Nonfiction: Vous soulignez ensuite que la société française n’a jamais été aussi multiculturelle qu’aujourd’hui. La fracture qui l’a divisée a ouvert la brèche à une catégorisation communautaire des français. Vous insistez sur le poids du regard culturaliste dans cette catégorisation. Qu’entendez-vous par là ? Est-ce à dire que le communautarisme n’est qu’une réaction ?

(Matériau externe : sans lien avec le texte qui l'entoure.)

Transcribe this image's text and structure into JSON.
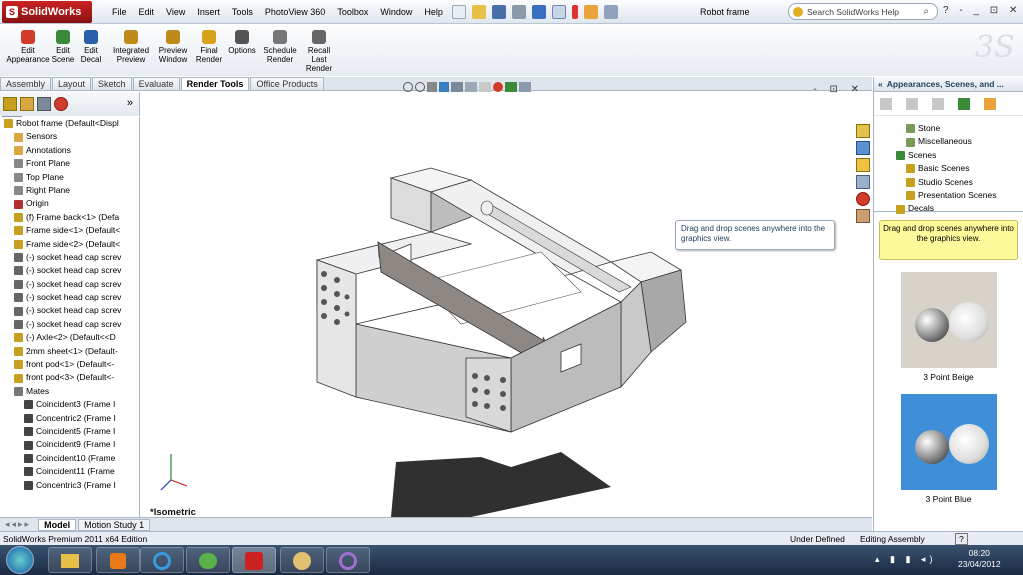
{
  "app": {
    "logo": "SolidWorks",
    "doc_title": "Robot frame"
  },
  "menu": [
    "File",
    "Edit",
    "View",
    "Insert",
    "Tools",
    "PhotoView 360",
    "Toolbox",
    "Window",
    "Help"
  ],
  "search_placeholder": "Search SolidWorks Help",
  "ribbon": [
    {
      "label": "Edit\nAppearance",
      "color": "#d23b2a"
    },
    {
      "label": "Edit\nScene",
      "color": "#3a8a3a"
    },
    {
      "label": "Edit\nDecal",
      "color": "#2b5da8"
    },
    {
      "label": "Integrated\nPreview",
      "color": "#c08a1a"
    },
    {
      "label": "Preview\nWindow",
      "color": "#c08a1a"
    },
    {
      "label": "Final\nRender",
      "color": "#d9a21b"
    },
    {
      "label": "Options",
      "color": "#555555"
    },
    {
      "label": "Schedule\nRender",
      "color": "#777777"
    },
    {
      "label": "Recall\nLast\nRender",
      "color": "#666666"
    }
  ],
  "tabs": [
    "Assembly",
    "Layout",
    "Sketch",
    "Evaluate",
    "Render Tools",
    "Office Products"
  ],
  "active_tab": "Render Tools",
  "tree": [
    {
      "label": "Robot frame  (Default<Displ",
      "color": "#c8a020"
    },
    {
      "label": "Sensors",
      "color": "#d8a840"
    },
    {
      "label": "Annotations",
      "color": "#d8a840"
    },
    {
      "label": "Front Plane",
      "color": "#888888"
    },
    {
      "label": "Top Plane",
      "color": "#888888"
    },
    {
      "label": "Right Plane",
      "color": "#888888"
    },
    {
      "label": "Origin",
      "color": "#b03030"
    },
    {
      "label": "(f) Frame back<1> (Defa",
      "color": "#c8a020"
    },
    {
      "label": "Frame side<1> (Default<",
      "color": "#c8a020"
    },
    {
      "label": "Frame side<2> (Default<",
      "color": "#c8a020"
    },
    {
      "label": "(-) socket head cap screv",
      "color": "#666666"
    },
    {
      "label": "(-) socket head cap screv",
      "color": "#666666"
    },
    {
      "label": "(-) socket head cap screv",
      "color": "#666666"
    },
    {
      "label": "(-) socket head cap screv",
      "color": "#666666"
    },
    {
      "label": "(-) socket head cap screv",
      "color": "#666666"
    },
    {
      "label": "(-) socket head cap screv",
      "color": "#666666"
    },
    {
      "label": "(-) Axle<2> (Default<<D",
      "color": "#c8a020"
    },
    {
      "label": "2mm sheet<1> (Default-",
      "color": "#c8a020"
    },
    {
      "label": "front pod<1> (Default<-",
      "color": "#c8a020"
    },
    {
      "label": "front pod<3> (Default<-",
      "color": "#c8a020"
    },
    {
      "label": "Mates",
      "color": "#777777"
    },
    {
      "label": "Coincident3 (Frame I",
      "color": "#444444"
    },
    {
      "label": "Concentric2 (Frame I",
      "color": "#444444"
    },
    {
      "label": "Coincident5 (Frame I",
      "color": "#444444"
    },
    {
      "label": "Coincident9 (Frame I",
      "color": "#444444"
    },
    {
      "label": "Coincident10 (Frame",
      "color": "#444444"
    },
    {
      "label": "Coincident11 (Frame",
      "color": "#444444"
    },
    {
      "label": "Concentric3 (Frame I",
      "color": "#444444"
    }
  ],
  "bottom_tabs": [
    "Model",
    "Motion Study 1"
  ],
  "view_label": "*Isometric",
  "tooltip": "Drag and drop scenes anywhere into the graphics view.",
  "right_panel": {
    "title": "Appearances, Scenes, and ...",
    "tree": [
      "Stone",
      "Miscellaneous",
      "Scenes",
      "Basic Scenes",
      "Studio Scenes",
      "Presentation Scenes",
      "Decals"
    ],
    "hint": "Drag and drop scenes anywhere into the graphics view.",
    "scenes": [
      {
        "label": "3 Point Beige",
        "bg": "#d8d3c8"
      },
      {
        "label": "3 Point Blue",
        "bg": "#3f8fd8"
      }
    ]
  },
  "status": {
    "left": "SolidWorks Premium 2011 x64 Edition",
    "state": "Under Defined",
    "mode": "Editing Assembly",
    "help": "?"
  },
  "clock": {
    "time": "08:20",
    "date": "23/04/2012"
  }
}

BN : La difficulté à appréhender le fait multiculturel et à le conjuguer au singulier – ou au sein d’un Nous – accroît la polarisation politique autour de la question de l’identité. Les problèmes et enjeux de la vie de la Cité tendent à être appréhendés sous l’angle des identités collectives de groupes ou communautés présumées. On observe ainsi à la diffusion de la catégorisation communautaire de la société française. Non seulement les citoyens sont renvoyés à une identité présumée par un regard culturaliste et/ou essentialiste, mais ils se trouvent réduits à une appartenance particulière, constitutive à elle seule de leur propre identité. Pis, derrière la condamnation catégorique du communautarisme – les communautés étant perçues comme une menace pour la communauté nationale – , une ambivalence manifeste des responsables politiques est à souligner. Outre le développement de pratiques clientélistes qui se traduisent notamment par la distribution de subventions à des associations culturelles, des politiques publiques menées aux niveaux national – celle de la ville est caractéristique – et local sont porteuses d’une conception « communautarisée » de la société.
Nonfiction: Vous rappelez ensuite que la crise qui nous touche est d’ordre immatériel. Nous ferions face à une crise spirituelle caractérisée par une absence de transcendance. À ce titre, vous reprenez à votre compte la thèse que défend Olivier Roy pour décrypter le djihadisme français. On assisterait à un phénomène non pas de radicalisation de l’Islam mais d’islamisation de la radicalité. N’y a-t-il pas dans cette approche, comme le dit Jean Birnbaum, un refus de voir le religieux où il est pour lui substituer le politique?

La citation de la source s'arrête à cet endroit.